A company with an exclusively local/national footprint will not usually need to translate its annual report into other languages. But how many companies work exclusively locally today? Admittedly, fewer and fewer. In our increasingly globalised society, companies have countless opportunities to make international contacts, no matter how big or small. This is why translating their financial statements into other languages, primarily into English, is becoming a must. Apart from often being a legal requirement, translating the statements offers clear additional benefits.
For example, companies may choose to show their annual report to their current or prospective partners, possible investors, and even their customers. If a company operates internationally, these stakeholders may be based anywhere in the world and they will need to be shown impeccably translated financial statements.
As we know, the drafting of company financial statements is subject to stringent and detailed rules. That is why no company would ever entrust this sensitive task to an unvetted accountant. Companies rightly look for highly qualified and skilled professionals, to make sure their financial statements are accurate and error-free in every respect.
The same obviously applies to the translated versions of these documents, which must abide by the same standards and have the same level of accuracy. Just as we would never entrust the preparation of our financial reports at random, we will carefully choose the right translators for the task. Not all translators can do a good job in this area, which requires, in addition to high linguistic skills, in-depth experience and specialisation in corporate accounting terminology, concepts and international legislation and standards. This level of knowledge is only provided by specialised financial and economic translators.
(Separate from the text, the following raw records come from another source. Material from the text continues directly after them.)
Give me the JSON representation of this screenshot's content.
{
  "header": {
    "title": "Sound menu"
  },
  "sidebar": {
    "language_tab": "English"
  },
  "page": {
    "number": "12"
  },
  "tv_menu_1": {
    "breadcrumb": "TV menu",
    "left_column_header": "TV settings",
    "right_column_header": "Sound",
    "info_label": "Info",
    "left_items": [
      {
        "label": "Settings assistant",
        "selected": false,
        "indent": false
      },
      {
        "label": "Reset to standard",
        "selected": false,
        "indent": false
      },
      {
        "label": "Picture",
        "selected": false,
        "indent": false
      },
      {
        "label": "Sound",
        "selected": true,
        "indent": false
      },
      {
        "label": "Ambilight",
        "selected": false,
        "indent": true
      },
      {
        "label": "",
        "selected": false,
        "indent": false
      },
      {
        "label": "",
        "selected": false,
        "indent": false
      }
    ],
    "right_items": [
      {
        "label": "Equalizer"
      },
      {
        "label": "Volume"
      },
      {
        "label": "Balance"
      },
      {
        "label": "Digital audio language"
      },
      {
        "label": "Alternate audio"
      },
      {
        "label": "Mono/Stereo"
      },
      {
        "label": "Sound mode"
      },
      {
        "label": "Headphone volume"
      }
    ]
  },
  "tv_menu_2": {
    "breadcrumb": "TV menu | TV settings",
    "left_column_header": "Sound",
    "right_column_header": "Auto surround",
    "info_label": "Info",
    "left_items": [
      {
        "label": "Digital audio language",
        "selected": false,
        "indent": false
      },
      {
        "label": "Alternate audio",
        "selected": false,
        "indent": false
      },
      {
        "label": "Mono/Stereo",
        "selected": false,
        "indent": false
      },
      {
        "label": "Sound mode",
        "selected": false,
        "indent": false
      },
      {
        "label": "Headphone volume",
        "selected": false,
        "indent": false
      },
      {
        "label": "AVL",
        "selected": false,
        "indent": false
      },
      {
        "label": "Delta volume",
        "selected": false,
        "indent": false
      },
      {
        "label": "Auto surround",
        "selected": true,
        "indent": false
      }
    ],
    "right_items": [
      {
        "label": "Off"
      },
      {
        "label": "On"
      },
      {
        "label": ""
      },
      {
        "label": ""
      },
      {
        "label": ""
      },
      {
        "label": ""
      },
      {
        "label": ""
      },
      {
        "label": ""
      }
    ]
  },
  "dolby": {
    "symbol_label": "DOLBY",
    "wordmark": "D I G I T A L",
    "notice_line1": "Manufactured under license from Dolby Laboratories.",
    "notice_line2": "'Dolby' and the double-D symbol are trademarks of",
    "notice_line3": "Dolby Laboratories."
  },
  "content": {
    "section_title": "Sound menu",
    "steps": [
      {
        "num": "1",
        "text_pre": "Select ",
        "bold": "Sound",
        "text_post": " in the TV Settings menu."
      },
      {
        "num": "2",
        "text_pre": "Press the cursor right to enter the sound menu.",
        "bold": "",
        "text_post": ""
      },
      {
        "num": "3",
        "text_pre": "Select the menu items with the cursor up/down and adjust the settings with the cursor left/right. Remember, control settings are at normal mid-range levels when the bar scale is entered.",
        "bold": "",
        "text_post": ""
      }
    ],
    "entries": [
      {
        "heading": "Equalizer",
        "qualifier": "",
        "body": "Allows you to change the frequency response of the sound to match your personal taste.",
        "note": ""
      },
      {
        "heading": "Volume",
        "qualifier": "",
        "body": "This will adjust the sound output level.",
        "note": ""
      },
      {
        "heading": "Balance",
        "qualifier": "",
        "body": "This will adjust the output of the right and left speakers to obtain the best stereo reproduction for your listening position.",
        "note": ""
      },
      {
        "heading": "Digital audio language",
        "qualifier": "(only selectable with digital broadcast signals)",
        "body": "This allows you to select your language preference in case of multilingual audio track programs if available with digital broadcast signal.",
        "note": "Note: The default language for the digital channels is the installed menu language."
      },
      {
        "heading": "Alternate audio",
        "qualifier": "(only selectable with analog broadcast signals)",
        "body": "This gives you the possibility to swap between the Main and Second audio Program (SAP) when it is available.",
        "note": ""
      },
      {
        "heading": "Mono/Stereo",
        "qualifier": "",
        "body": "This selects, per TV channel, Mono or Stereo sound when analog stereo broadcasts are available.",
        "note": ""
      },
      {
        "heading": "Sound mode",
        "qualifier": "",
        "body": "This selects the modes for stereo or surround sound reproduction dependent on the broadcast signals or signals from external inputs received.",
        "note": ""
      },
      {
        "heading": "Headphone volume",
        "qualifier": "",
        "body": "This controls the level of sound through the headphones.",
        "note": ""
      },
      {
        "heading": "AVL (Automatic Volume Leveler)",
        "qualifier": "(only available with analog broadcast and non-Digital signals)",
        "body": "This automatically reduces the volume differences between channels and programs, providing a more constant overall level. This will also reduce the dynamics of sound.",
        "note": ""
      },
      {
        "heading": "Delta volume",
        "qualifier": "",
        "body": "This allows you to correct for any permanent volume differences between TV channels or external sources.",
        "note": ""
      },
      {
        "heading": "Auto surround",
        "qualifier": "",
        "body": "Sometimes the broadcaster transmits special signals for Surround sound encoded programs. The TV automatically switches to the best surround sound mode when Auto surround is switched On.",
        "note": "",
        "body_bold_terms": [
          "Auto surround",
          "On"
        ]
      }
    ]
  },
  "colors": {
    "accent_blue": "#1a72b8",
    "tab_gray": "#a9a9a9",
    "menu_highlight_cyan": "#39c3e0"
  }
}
The right professionals for translating financial statements are experienced linguists with several years’ experience in financial concepts and terminology in their working languages. They keep themselves constantly up to date, checking regulatory and terminology developments to meet the present-day needs of companies promptly and accurately.
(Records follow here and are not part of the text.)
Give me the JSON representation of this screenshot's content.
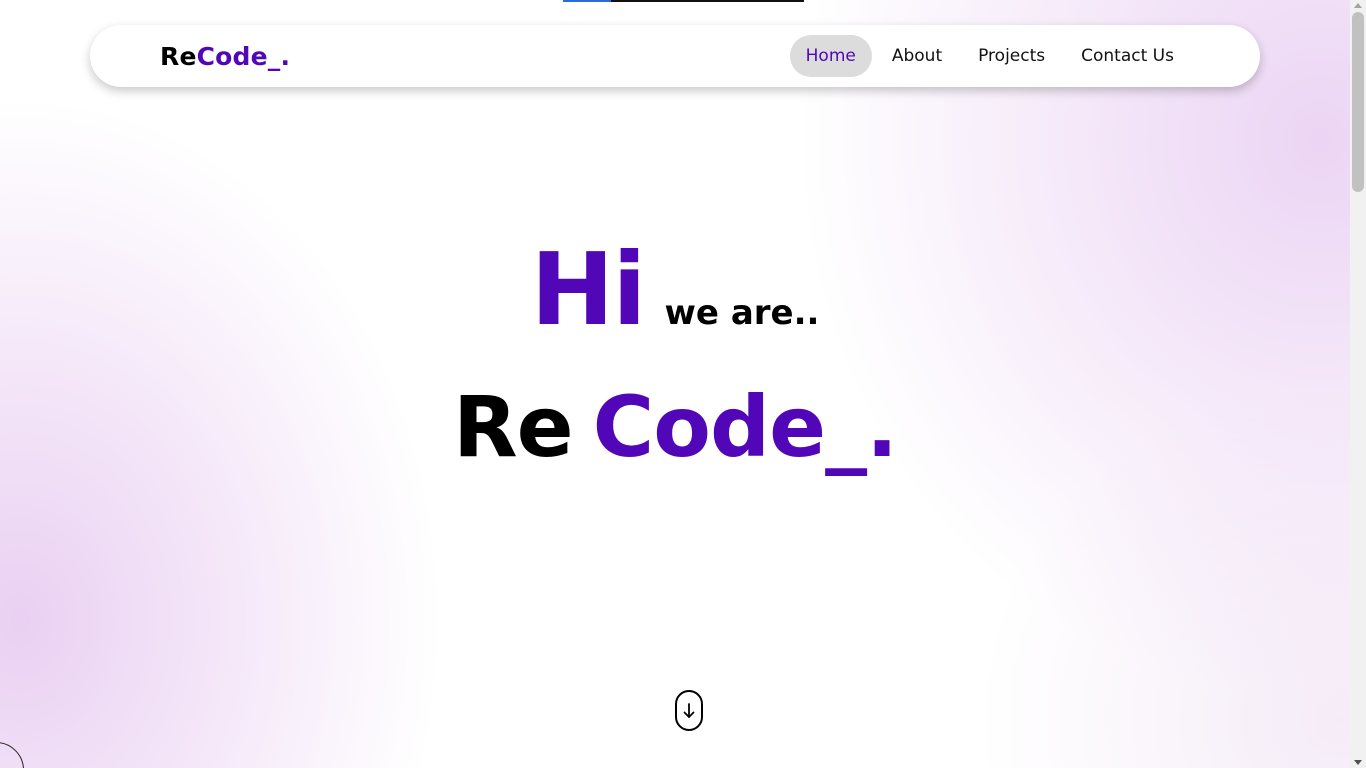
{
  "navbar": {
    "logo": {
      "part1": "Re",
      "part2": "Code_."
    },
    "links": [
      {
        "label": "Home",
        "active": true
      },
      {
        "label": "About",
        "active": false
      },
      {
        "label": "Projects",
        "active": false
      },
      {
        "label": "Contact Us",
        "active": false
      }
    ]
  },
  "hero": {
    "greeting": "Hi",
    "greeting_suffix": "we are..",
    "name_part1": "Re",
    "name_part2": "Code_."
  },
  "scroll_indicator": {
    "icon": "arrow-down-icon"
  },
  "colors": {
    "accent": "#5106b8",
    "text": "#000000",
    "active_link_bg": "#dcdcdc",
    "progress_bar": "#2b6bd8"
  },
  "reading_progress": 0.2
}
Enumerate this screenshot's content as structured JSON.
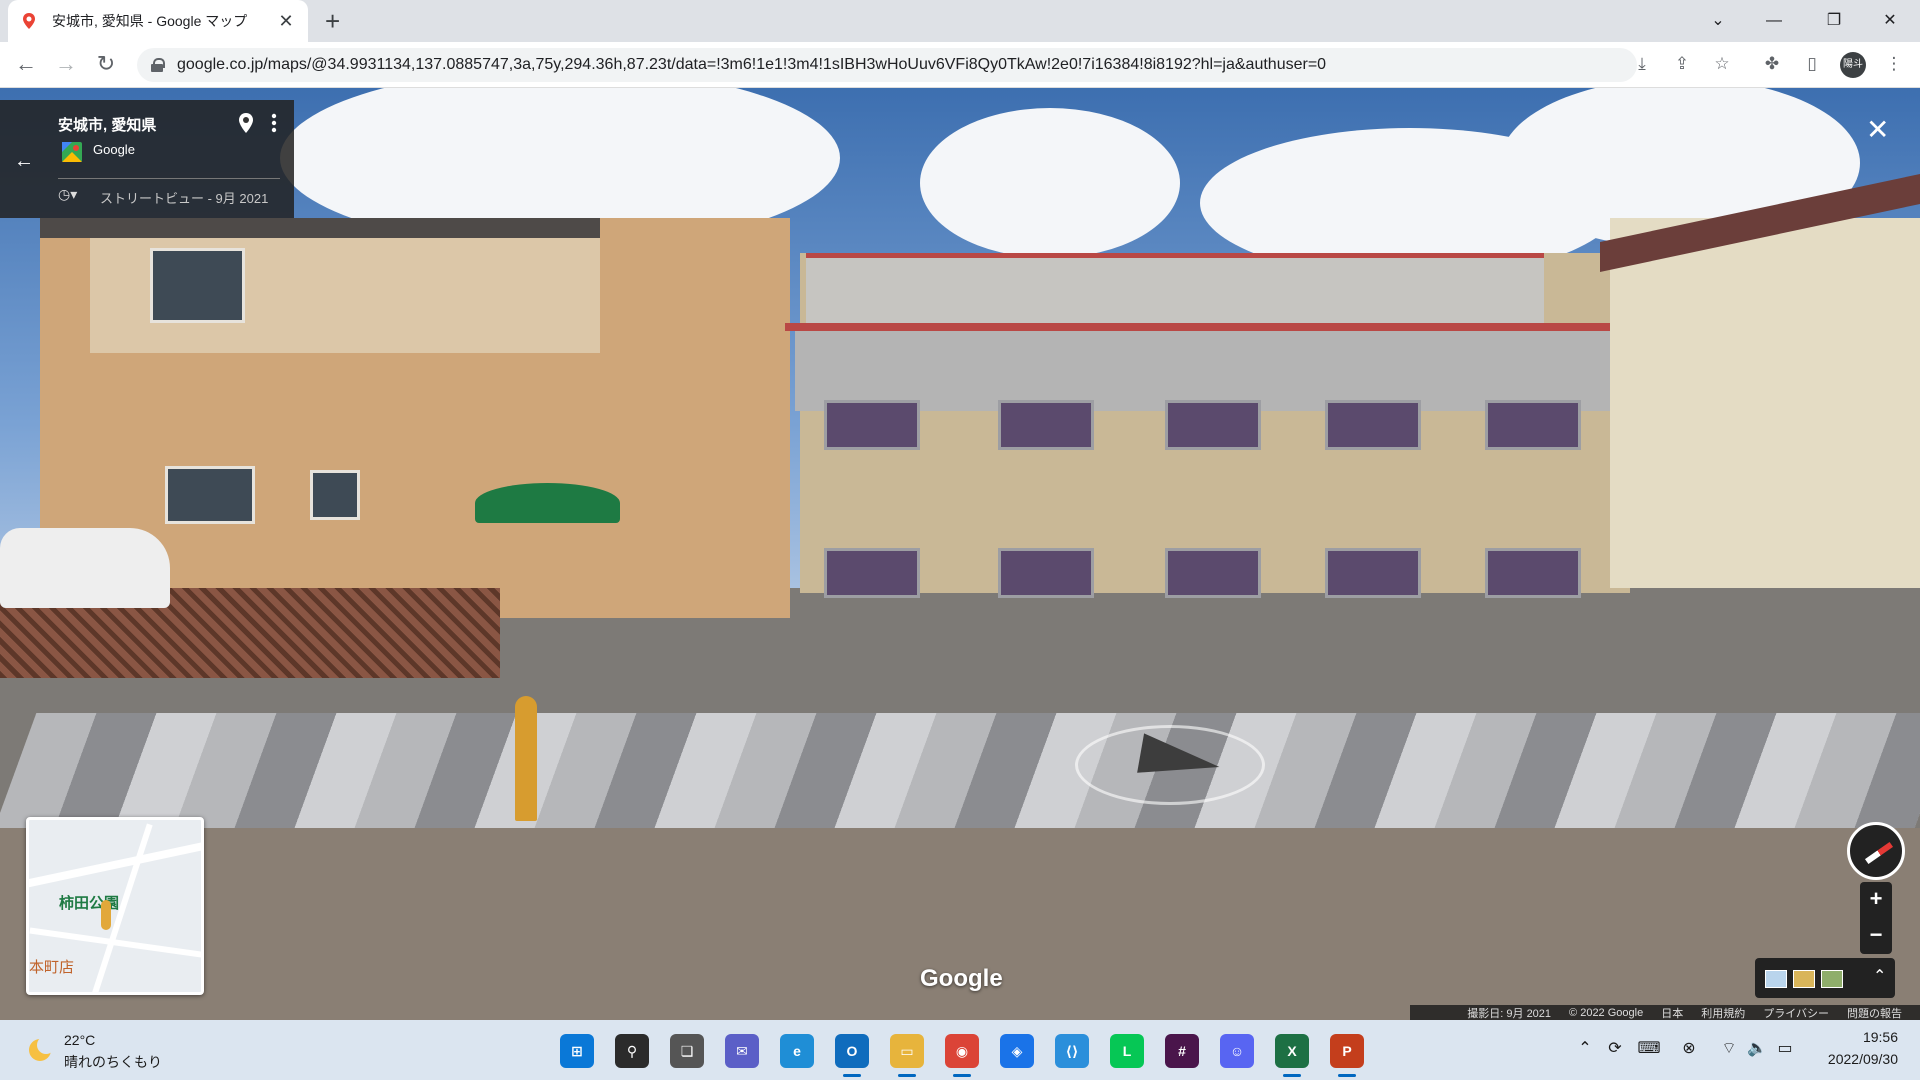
{
  "browser": {
    "tab_title": "安城市, 愛知県 - Google マップ",
    "new_tab": "+",
    "tab_close": "✕",
    "url": "google.co.jp/maps/@34.9931134,137.0885747,3a,75y,294.36h,87.23t/data=!3m6!1e1!3m4!1sIBH3wHoUuv6VFi8Qy0TkAw!2e0!7i16384!8i8192?hl=ja&authuser=0",
    "profile_label": "陽斗",
    "window_controls": [
      "⌄",
      "—",
      "❐",
      "✕"
    ]
  },
  "streetview": {
    "place_title": "安城市, 愛知県",
    "provider": "Google",
    "history_label": "ストリートビュー - 9月 2021",
    "watermark": "Google",
    "back_arrow": "←",
    "close": "✕",
    "zoom_in": "+",
    "zoom_out": "−",
    "layers_expand": "⌃",
    "minimap": {
      "park_label": "柿田公園",
      "town_label": "本町店"
    },
    "footer": {
      "capture_date": "撮影日: 9月 2021",
      "copyright": "© 2022 Google",
      "country": "日本",
      "terms": "利用規約",
      "privacy": "プライバシー",
      "report": "問題の報告"
    }
  },
  "taskbar": {
    "weather_temp": "22°C",
    "weather_condition": "晴れのちくもり",
    "apps": [
      {
        "name": "start",
        "label": "⊞",
        "color": "#0a78d7"
      },
      {
        "name": "search",
        "label": "⚲",
        "color": "#2b2b2b"
      },
      {
        "name": "task-view",
        "label": "❏",
        "color": "#555555"
      },
      {
        "name": "teams",
        "label": "✉",
        "color": "#5b5fc7"
      },
      {
        "name": "edge",
        "label": "e",
        "color": "#1f8ed6"
      },
      {
        "name": "outlook",
        "label": "O",
        "color": "#0f6cbd"
      },
      {
        "name": "explorer",
        "label": "▭",
        "color": "#e7b43c"
      },
      {
        "name": "chrome",
        "label": "◉",
        "color": "#db4437"
      },
      {
        "name": "maps",
        "label": "◈",
        "color": "#1a73e8"
      },
      {
        "name": "vscode",
        "label": "⟨⟩",
        "color": "#2b8fdb"
      },
      {
        "name": "line",
        "label": "L",
        "color": "#06c755"
      },
      {
        "name": "slack",
        "label": "#",
        "color": "#4a154b"
      },
      {
        "name": "discord",
        "label": "☺",
        "color": "#5865f2"
      },
      {
        "name": "excel",
        "label": "X",
        "color": "#1d7044"
      },
      {
        "name": "powerpoint",
        "label": "P",
        "color": "#c43e1c"
      }
    ],
    "tray": [
      "⌃",
      "⟳",
      "⌨",
      "⊗",
      "⌔",
      "🔈",
      "▭"
    ],
    "time": "19:56",
    "date": "2022/09/30"
  },
  "colors": {
    "accent": "#1a73e8",
    "chrome_bg": "#dee1e6",
    "taskbar_bg": "#dbe5f0",
    "roof_red": "#b94845"
  }
}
You can find these professionals within translation agencies specialising in corporate and financial translations. The best agencies have a highly selected team of collaborators with various profiles to respond to a range of translation needs. Their QA-focused, well-structured workflow also means they can meet demands with very tight deadlines, while guaranteeing competitive rates.
Always remember to request a quote so that you can see both timeframes and rates in black and white. This way you will always know how much to budget for your translations, with no last-minute surprises.